Doch tatsächlich konnte dank der Vorarbeit des KI-Systems eine einzige Person in rund einer Woche eine vollständige Zählung der Tiere in dem Reservat durchführen, das eine Fläche von rund 100 Quadratkilometern hat.
«Es ist einfach für Parkaufseher, die vorselektionierten Bilder durchzusehen und mit einem ‹Ja› oder ‹Nein› zu markieren. Es verringert ihre Arbeitsbelastung, ohne ihren Job überflüssig zu machen», sagt Tuia.
Angst vor Wilderern
Anfangs waren Parkaufseher besorgt über das Teilen von Bildern, auf denen stark gefährdete Spitzmaul-Nashörner zu sehen waren: Aus Angst, dass Wilderer versuchen könnten, die Tiere aufzuspüren.
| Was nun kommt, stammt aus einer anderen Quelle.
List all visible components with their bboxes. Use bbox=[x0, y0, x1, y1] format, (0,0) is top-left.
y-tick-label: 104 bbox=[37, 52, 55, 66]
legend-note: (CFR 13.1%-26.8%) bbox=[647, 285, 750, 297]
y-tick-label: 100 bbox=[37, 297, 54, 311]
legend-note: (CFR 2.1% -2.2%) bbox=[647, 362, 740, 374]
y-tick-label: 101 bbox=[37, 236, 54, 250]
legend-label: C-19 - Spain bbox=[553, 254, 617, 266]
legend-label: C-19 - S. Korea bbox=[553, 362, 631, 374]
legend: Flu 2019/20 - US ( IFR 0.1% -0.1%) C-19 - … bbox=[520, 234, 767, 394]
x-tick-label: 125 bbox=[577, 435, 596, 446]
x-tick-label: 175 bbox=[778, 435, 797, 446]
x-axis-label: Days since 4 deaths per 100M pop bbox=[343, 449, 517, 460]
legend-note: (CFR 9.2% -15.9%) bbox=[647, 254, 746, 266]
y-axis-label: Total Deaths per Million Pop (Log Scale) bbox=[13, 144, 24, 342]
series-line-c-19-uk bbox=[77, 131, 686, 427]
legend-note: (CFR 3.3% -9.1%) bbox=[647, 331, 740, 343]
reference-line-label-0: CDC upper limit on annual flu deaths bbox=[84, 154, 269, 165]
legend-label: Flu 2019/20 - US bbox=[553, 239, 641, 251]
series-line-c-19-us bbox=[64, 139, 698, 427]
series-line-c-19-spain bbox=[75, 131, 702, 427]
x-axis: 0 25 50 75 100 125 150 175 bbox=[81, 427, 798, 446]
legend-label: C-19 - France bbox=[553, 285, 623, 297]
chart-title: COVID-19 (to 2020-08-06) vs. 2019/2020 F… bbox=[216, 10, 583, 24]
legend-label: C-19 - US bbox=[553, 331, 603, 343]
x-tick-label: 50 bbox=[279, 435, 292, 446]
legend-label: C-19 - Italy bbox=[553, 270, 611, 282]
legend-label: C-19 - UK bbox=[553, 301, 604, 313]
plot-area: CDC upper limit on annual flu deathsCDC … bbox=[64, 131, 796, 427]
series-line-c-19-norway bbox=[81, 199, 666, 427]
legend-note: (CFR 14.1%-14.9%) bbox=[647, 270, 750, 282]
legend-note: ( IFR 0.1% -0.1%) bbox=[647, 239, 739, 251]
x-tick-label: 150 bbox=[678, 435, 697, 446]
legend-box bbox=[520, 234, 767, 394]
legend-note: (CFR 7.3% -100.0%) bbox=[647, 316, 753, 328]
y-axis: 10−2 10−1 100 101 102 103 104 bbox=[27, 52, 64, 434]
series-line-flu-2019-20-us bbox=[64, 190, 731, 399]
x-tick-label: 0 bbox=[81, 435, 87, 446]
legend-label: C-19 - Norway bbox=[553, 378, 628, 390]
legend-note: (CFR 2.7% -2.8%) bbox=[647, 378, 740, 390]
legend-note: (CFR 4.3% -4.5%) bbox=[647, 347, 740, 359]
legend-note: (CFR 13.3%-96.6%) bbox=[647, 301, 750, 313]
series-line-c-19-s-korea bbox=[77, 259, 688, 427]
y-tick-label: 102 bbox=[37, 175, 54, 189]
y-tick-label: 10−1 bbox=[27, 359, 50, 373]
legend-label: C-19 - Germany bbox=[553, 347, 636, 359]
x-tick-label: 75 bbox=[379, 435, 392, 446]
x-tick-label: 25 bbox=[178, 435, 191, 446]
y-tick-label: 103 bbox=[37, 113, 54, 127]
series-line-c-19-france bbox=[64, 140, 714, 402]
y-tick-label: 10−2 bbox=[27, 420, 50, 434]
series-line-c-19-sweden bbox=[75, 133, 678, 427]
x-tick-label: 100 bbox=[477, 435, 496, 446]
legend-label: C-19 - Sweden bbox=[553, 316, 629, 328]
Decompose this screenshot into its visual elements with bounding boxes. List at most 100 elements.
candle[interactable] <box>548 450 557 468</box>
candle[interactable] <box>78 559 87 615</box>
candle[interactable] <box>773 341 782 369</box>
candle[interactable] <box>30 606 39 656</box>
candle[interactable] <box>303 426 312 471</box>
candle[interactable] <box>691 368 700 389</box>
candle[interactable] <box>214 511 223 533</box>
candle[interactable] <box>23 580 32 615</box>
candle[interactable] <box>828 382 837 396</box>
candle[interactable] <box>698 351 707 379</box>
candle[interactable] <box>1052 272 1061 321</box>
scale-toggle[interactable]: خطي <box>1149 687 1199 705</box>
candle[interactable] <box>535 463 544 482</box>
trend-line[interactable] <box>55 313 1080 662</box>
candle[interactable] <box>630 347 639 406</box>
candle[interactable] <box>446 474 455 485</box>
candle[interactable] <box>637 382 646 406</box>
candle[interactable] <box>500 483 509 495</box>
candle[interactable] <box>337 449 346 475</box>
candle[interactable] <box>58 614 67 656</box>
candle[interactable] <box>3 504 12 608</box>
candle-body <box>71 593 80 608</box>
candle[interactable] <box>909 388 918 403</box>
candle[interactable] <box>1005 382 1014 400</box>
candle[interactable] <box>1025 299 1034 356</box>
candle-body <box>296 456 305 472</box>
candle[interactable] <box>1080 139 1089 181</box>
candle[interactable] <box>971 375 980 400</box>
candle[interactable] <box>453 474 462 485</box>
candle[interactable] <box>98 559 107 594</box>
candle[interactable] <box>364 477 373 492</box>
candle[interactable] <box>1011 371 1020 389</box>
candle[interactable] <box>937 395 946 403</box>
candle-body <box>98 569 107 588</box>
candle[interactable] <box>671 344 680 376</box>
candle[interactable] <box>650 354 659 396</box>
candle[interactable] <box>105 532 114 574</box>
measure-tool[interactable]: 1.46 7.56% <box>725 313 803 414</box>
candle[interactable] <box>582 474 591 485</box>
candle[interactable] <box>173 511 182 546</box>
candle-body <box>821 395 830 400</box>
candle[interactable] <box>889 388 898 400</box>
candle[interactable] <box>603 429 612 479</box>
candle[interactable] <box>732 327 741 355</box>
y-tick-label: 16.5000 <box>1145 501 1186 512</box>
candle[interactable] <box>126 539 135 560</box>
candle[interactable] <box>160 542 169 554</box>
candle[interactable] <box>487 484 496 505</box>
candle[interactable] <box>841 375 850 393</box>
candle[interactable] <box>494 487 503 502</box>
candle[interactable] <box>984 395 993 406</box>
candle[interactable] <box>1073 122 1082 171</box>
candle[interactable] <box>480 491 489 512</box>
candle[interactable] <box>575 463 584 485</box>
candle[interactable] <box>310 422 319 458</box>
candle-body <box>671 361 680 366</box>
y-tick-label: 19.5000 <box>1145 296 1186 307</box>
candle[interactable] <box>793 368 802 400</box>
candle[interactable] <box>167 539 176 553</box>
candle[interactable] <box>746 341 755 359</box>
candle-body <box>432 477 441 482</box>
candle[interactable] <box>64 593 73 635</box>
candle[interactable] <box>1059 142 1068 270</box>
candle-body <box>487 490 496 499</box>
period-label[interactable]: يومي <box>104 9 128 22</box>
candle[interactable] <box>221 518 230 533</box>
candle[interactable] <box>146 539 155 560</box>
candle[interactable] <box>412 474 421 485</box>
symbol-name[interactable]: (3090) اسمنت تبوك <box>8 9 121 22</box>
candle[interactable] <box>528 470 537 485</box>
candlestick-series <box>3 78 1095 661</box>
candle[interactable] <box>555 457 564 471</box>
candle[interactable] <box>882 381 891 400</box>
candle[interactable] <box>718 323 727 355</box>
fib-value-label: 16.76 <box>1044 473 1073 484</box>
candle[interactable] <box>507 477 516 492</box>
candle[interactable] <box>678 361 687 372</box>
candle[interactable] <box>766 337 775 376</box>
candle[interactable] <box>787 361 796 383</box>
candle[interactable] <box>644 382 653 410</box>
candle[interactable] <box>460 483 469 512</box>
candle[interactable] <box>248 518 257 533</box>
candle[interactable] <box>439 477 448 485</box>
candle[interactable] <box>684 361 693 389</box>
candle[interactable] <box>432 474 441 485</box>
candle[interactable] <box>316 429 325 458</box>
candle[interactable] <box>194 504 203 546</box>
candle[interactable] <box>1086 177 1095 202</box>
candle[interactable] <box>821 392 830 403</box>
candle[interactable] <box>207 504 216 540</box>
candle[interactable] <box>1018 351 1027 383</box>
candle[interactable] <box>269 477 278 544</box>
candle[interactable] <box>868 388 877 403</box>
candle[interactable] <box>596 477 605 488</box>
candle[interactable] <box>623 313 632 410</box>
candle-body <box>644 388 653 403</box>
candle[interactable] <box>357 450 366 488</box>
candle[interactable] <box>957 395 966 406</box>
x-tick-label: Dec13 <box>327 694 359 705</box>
Doch schliesslich konnten die Forschenden sie davon überzeugen, dass die Tiere bis zum Zeitpunkt einer Veröffentlichung der Bilder schon weitergezogen wären.
«Zu wissen, wo die Tiere sind und wie sie sich bewegen, hilft, sie zu schützen», erklärt Tuia und weist darauf hin, dass dieses Wissen über das Verhalten der wild lebenden Tiere hilfreich ist für deren Schutz. «So waren die Parkaufseher zum Beispiel interessiert zu sehen, ob die Tiere genug Futter zum Weiden hatten, und wenn nicht, konnten sie so bei Bedarf zusätzliche Nahrung bereitstellen.»
Die Möglichkeit, Tiere für Foto-Safaris aufspüren zu können, ist ein weiterer Weg, um touristische Einnahmen zu generieren, was die lokale Wirtschaft und die Schutzbemühungen ankurbeln kann.
Der Einsatz von Drohnen für die Wildzählung oder zum Aufspüren von Wilderern verringert auch das Risiko, dass Parkaufseher von illegalen Wildjägern umgebracht werden, die in der Regel schwer bewaffnet sind.
Nächste Schritte
Was nun optimiert werden muss, ist die Fähigkeit des KI-Systems, mit Bildern aus verschiedenen Tages- oder Jahreszeiten arbeiten zu können, wobei unterschiedlich lange Schatten und mehr oder weniger dichte Vegetation zu berücksichtigen sind.
«Das System befindet sich noch in der Prototyp-Phase. Es würde auch eine Benutzeroberfläche brauchen, um es auf die Desktops von Parkaufsehern zu bringen. Zudem sind wir gespannt darauf, zu sehen, wie es für Einsätze an anderen Orten, wie zum Beispiel Kenia, angepasst werden könnte», erklärt Tuia. Auch aus Südafrika gebe es Interesse.
Im Naturschutzgebiet Ol PejetaExterner Link in Kenia wird zurzeit ein ähnliches System getestet, das mit alternierenden Drohnen arbeitet, eine fliegt und macht Fotos, während die andere ihre Akkus lädt.
Tuia, der immer noch mit seinen ehemaligen Kollegen an der Universität Zürich und der EPFL zusammenarbeitet, ist heute Professor am Labor für Geoinformations-Wissenschaften und Fernerkundung an der Universität WageningenExterner Link in den Niederlanden.
Dort arbeitet er zurzeit an verschiedenen Geodaten-Projekten im Bereich Stadtplanung und Landnutzung, mit Blick darauf, bessere Städte zu gestalten sowie mit Abholzung und Pflanzenkrankheiten umzugehen.